"INNINGS CLOSED."
THE CONFESSIONS OF A DUFFER.
No. XI.—THE DUFFER IN LOVE.
Mrs. McDUFFER never greatly admired the lady with whom this confession is concerned. She denies that CECILIA BRAND was pretty, and when I do not answer (for where is the use of argument in such a case?), she remarks that I am too short-sighted to know whether a woman is pretty or not. This appears to myself to be an injudicious assertion, and the flank of my opponent might be turned if it were worth while. But it is not worth while. A Duffer I may be, but not such a duffer as to reason with a woman. If you score a point (and how many times one sees an opening in the fair one's harness), a woman is angry, or cries, or both, and there is no repartee to that ultima ratio.
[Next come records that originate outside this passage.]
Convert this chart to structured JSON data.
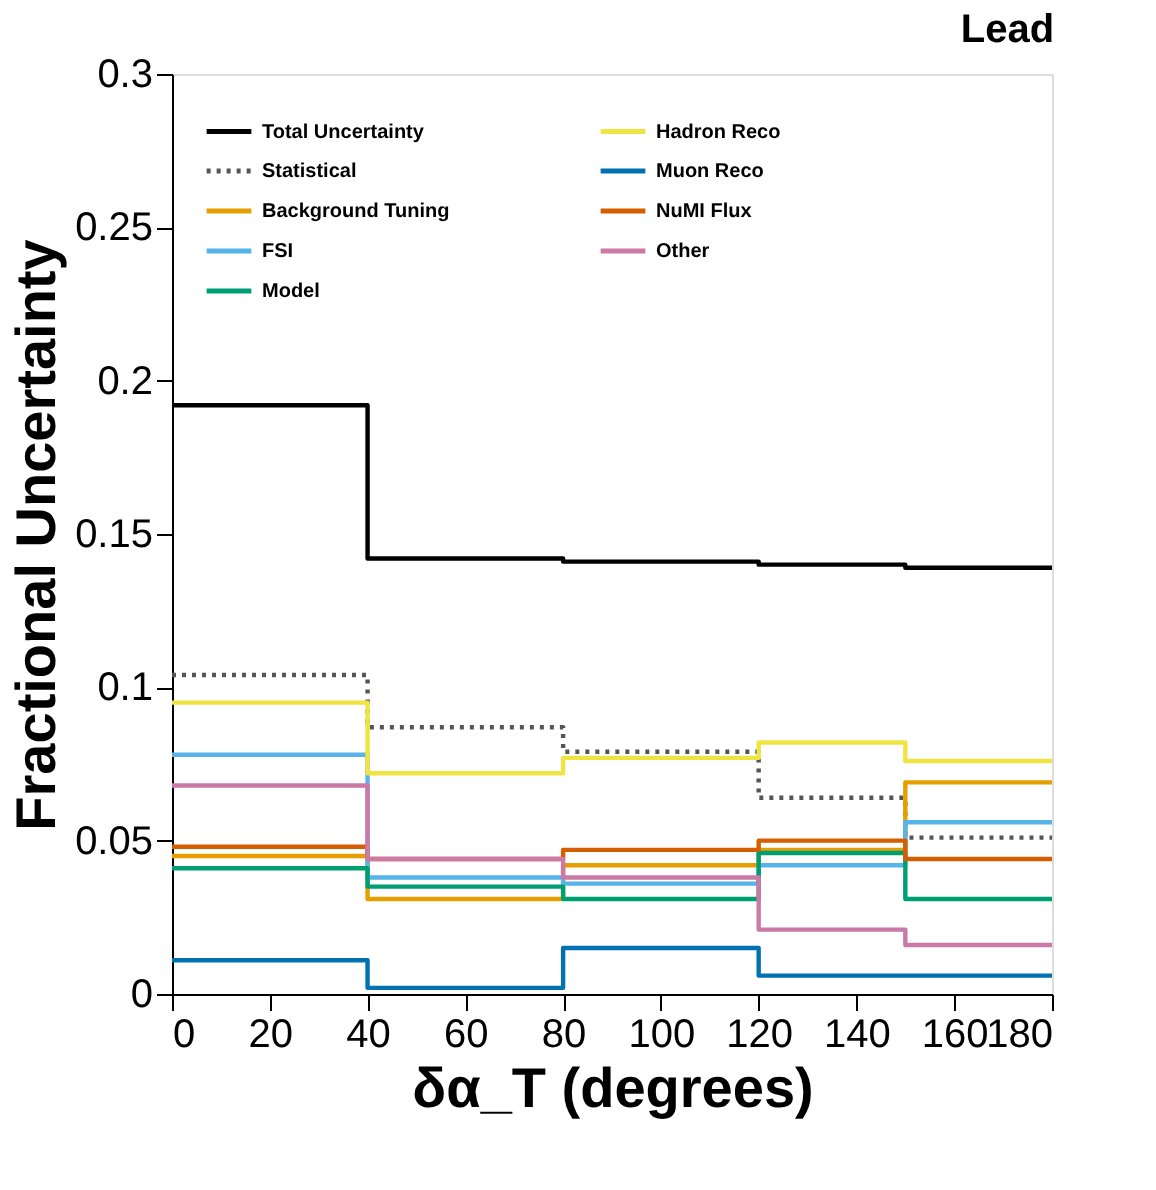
{
  "chart_data": {
    "type": "histogram",
    "title": "Lead",
    "xlabel": "δα_T (degrees)",
    "ylabel": "Fractional Uncertainty",
    "bins": [
      0,
      40,
      80,
      120,
      150,
      180
    ],
    "xlim": [
      0,
      180
    ],
    "xticks": [
      0,
      20,
      40,
      60,
      80,
      100,
      120,
      140,
      160,
      180
    ],
    "ylim": [
      0,
      0.3
    ],
    "yticks": [
      0,
      0.05,
      0.1,
      0.15,
      0.2,
      0.25,
      0.3
    ],
    "grid": false,
    "legend": "top",
    "marker": "none",
    "series": [
      {
        "name": "Total Uncertainty",
        "color": "#000000",
        "line_style": "solid",
        "values": [
          0.192,
          0.142,
          0.141,
          0.14,
          0.139
        ]
      },
      {
        "name": "Statistical",
        "color": "#555555",
        "line_style": "dotted",
        "values": [
          0.104,
          0.087,
          0.079,
          0.064,
          0.051
        ]
      },
      {
        "name": "Background Tuning",
        "color": "#e69f00",
        "line_style": "solid",
        "values": [
          0.045,
          0.031,
          0.042,
          0.047,
          0.069
        ]
      },
      {
        "name": "FSI",
        "color": "#56b4e9",
        "line_style": "solid",
        "values": [
          0.078,
          0.038,
          0.036,
          0.042,
          0.056
        ]
      },
      {
        "name": "Model",
        "color": "#009e73",
        "line_style": "solid",
        "values": [
          0.041,
          0.035,
          0.031,
          0.046,
          0.031
        ]
      },
      {
        "name": "Hadron Reco",
        "color": "#f0e442",
        "line_style": "solid",
        "values": [
          0.095,
          0.072,
          0.077,
          0.082,
          0.076
        ]
      },
      {
        "name": "Muon Reco",
        "color": "#0072b2",
        "line_style": "solid",
        "values": [
          0.011,
          0.002,
          0.015,
          0.006,
          0.006
        ]
      },
      {
        "name": "NuMI Flux",
        "color": "#d55e00",
        "line_style": "solid",
        "values": [
          0.048,
          0.044,
          0.047,
          0.05,
          0.044
        ]
      },
      {
        "name": "Other",
        "color": "#cc79a7",
        "line_style": "solid",
        "values": [
          0.068,
          0.044,
          0.038,
          0.021,
          0.016
        ]
      }
    ]
  }
}
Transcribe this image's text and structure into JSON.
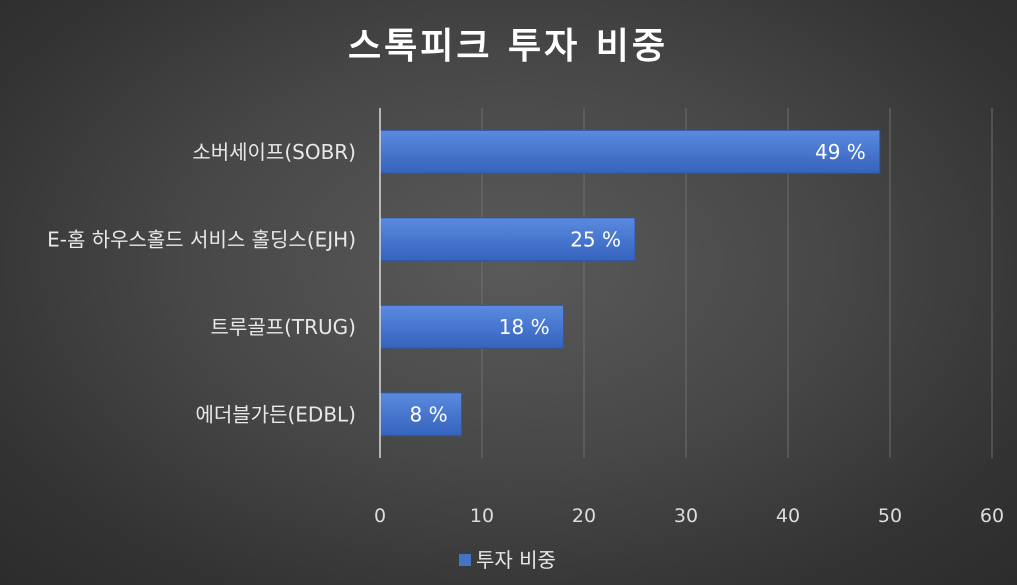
{
  "chart_data": {
    "type": "bar",
    "orientation": "horizontal",
    "title": "스톡피크 투자 비중",
    "categories": [
      "소버세이프(SOBR)",
      "E-홈 하우스홀드 서비스 홀딩스(EJH)",
      "트루골프(TRUG)",
      "에더블가든(EDBL)"
    ],
    "series": [
      {
        "name": "투자 비중",
        "values": [
          49,
          25,
          18,
          8
        ],
        "color": "#4472c4"
      }
    ],
    "data_labels": [
      "49 %",
      "25 %",
      "18 %",
      "8 %"
    ],
    "xlim": [
      0,
      60
    ],
    "x_ticks": [
      0,
      10,
      20,
      30,
      40,
      50,
      60
    ],
    "grid": true,
    "legend_position": "bottom"
  }
}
I maintain, then, that CECILIA was pretty, and very pretty; pleasant, and very pleasant. No doubt she keeps those qualities yet. I do not believe in the syllogism by which a man persuades himself that he was a fool, that he had a lucky escape, that a girl becomes quite another person, and usually very stout and stupid, because she has preferred someone else to himself. No, if we met to-morrow—But Fortune forbid that we should meet to-morrow, or any other day! I have no relics of CECILIA. I had some,—an old glove, a lash of a riding-switch, and other trifles. I kept them in the secret drawer of a bureau, and in my absence that bureau was traded away for a new æsthetic article, relics and all, of course. Perhaps some minor poet bought the piece of furniture, and found the things, and wrote a poem on them. That is what makes me uncomfortable. If CECILIA sees the poem in one of the Magazines, and remembers the incidents which the souvenirs recall, she will certainly not be pleased with me, whether she fancies that I wrote the poem, or that I forgot all about the treasures, and traded their receptacle away. Life is really very complicated.